Traffic Management

4.1 Routing

Path-based routing

Route requests based on URL path:

/api/v1/users → user service
/api/v1/orders → order service
/static/* → CDN or file service

Each path prefix maps to exactly one upstream target. The gateway matches the longest prefix first.

Host-based routing

Route based on the Host HTTP header:

api.example.com → API cluster
admin.example.com → admin cluster
ws.example.com → WebSocket cluster

Useful when multiple products or tenants share the same IP address. The gateway reads the hostname and forwards to the correct cluster before any application code runs.

4.2 Traffic Shaping

Rate limiting

Limit the number of requests a client can make in a time window. Client is identified by API key, user ID, or IP address.

When the limit is exceeded, return 429 Too Many Requests with a Retry-After header.

Common algorithms:

Algorithm	How it works	Best for
Fixed window	Count resets every N seconds	Simple cases
Sliding window	Count over a rolling time range	Smoother enforcement
Token bucket	Add tokens at a fixed rate; each request consumes one	Burst tolerance
Leaky bucket	Queue requests and drain at fixed rate	Strict output rate

Apply rate limiting at the API gateway level — before requests reach backend services. This protects services from overload and abuse without any code changes in services.

Throttling

Throttling is softer than rate limiting. Instead of rejecting excess requests, it slows them down.

Excess requests enter a queue and are processed with a delay.
The client waits but eventually gets a response.
Use when short bursts are acceptable but sustained overload is not.

When to choose throttling vs rate limiting: Use rate limiting when you want hard limits (pay-per-use APIs, abuse prevention). Use throttling when you want smooth flow control with no client errors during mild spikes.

4.3 Canary Releases

Gradually roll out a new version by routing a small percentage of traffic to it.

All traffic → Load Balancer
  95% → Service v1 (stable)
   5% → Service v2 (canary)

Process: 1. Deploy v2 alongside v1. Route 5% of traffic to v2. 2. Monitor error rate, latency, and business metrics on v2. 3. If healthy: increase percentage — 5% → 25% → 50% → 100%. 4. If errors spike: route all traffic back to v1 immediately.

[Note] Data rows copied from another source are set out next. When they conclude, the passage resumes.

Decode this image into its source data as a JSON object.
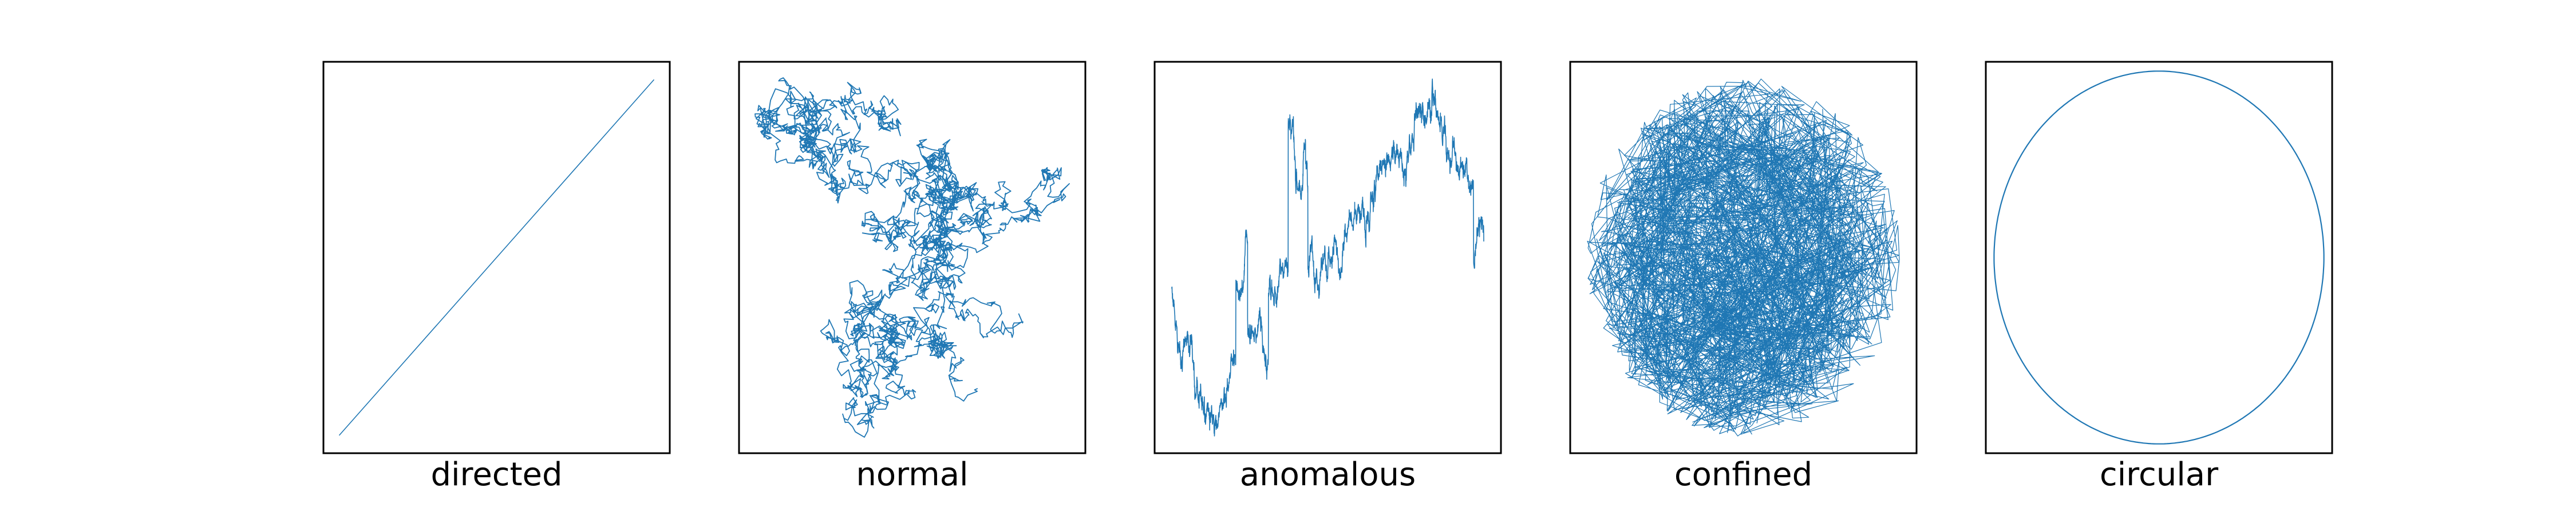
{
  "colors": {
    "trajectory": "#1f77b4",
    "frame": "#000000",
    "background": "#ffffff"
  },
  "chart_data": [
    {
      "type": "line",
      "title": "",
      "xlabel": "directed",
      "ylabel": "",
      "grid": false,
      "ticks": false,
      "pattern": "straight diagonal line from lower-left to upper-right",
      "x": [
        0,
        1
      ],
      "y": [
        0,
        1
      ],
      "xlim": [
        -0.05,
        1.05
      ],
      "ylim": [
        -0.05,
        1.05
      ]
    },
    {
      "type": "line",
      "title": "",
      "xlabel": "normal",
      "ylabel": "",
      "grid": false,
      "ticks": false,
      "pattern": "random walk (Brownian motion), unbounded",
      "num_points": 3000,
      "seed": 7
    },
    {
      "type": "line",
      "title": "",
      "xlabel": "anomalous",
      "ylabel": "",
      "grid": false,
      "ticks": false,
      "pattern": "anomalous diffusion trajectory with long jumps",
      "num_points": 2600,
      "seed": 11
    },
    {
      "type": "line",
      "title": "",
      "xlabel": "confined",
      "ylabel": "",
      "grid": false,
      "ticks": false,
      "pattern": "random jumps confined within a circular region",
      "num_points": 2200,
      "seed": 3
    },
    {
      "type": "line",
      "title": "",
      "xlabel": "circular",
      "ylabel": "",
      "grid": false,
      "ticks": false,
      "pattern": "circle",
      "x_expr": "cos(t)",
      "y_expr": "sin(t)",
      "t_range": [
        0,
        6.2832
      ],
      "xlim": [
        -1.05,
        1.05
      ],
      "ylim": [
        -1.05,
        1.05
      ]
    }
  ]
}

Implementation options: - NGINX upstream with weight directive - Envoy weighted clusters - AWS ALB weighted target groups - Istio VirtualService with traffic weights

Canary is the preferred strategy when risk reduction matters more than speed of rollout.

4.4 Blue-Green Deployment

Two identical production environments: Blue (current) and Green (new version).

Flow: 1. Green is deployed and tested fully while Blue serves all traffic. 2. Switch: the load balancer routes all traffic from Blue to Green. Instant cutover. 3. Blue stays idle as a rollback target. 4. If issues appear, switch back to Blue in seconds.

Zero downtime. No gradual rollout — it is all-or-nothing.

vs Canary:

Aspect	Blue-Green	Canary
Rollout speed	Instant	Gradual
Risk exposure	All users at once	Small group first
Rollback speed	Instant	Instant
Infrastructure cost	2x during switch	Low

Use Blue-Green when you need fast rollback and can afford 2x infrastructure briefly. Use Canary when you want to validate with real users before full rollout.

4.5 Failover

Active-passive

Primary server handles all traffic.
Standby server is idle, ready to take over.
On primary failure: load balancer detects via health check and routes all traffic to standby.
Standby needs 10–60 seconds to become fully active.

Trade-offs: Lower cost (standby does nothing), but brief downtime during failover. Use when cost matters more than zero-downtime availability.

Active-active

Multiple servers handle traffic simultaneously.
On one server failure: remaining servers absorb the load automatically.
No failover delay — traffic is already distributed.

Trade-offs: Higher cost (all servers active), but no downtime. Use when your SLA requires continuous availability and no tolerance for even brief outages.

Key decision factor: Does your system tolerate 10–60 seconds of downtime? If yes, active-passive. If no, active-active.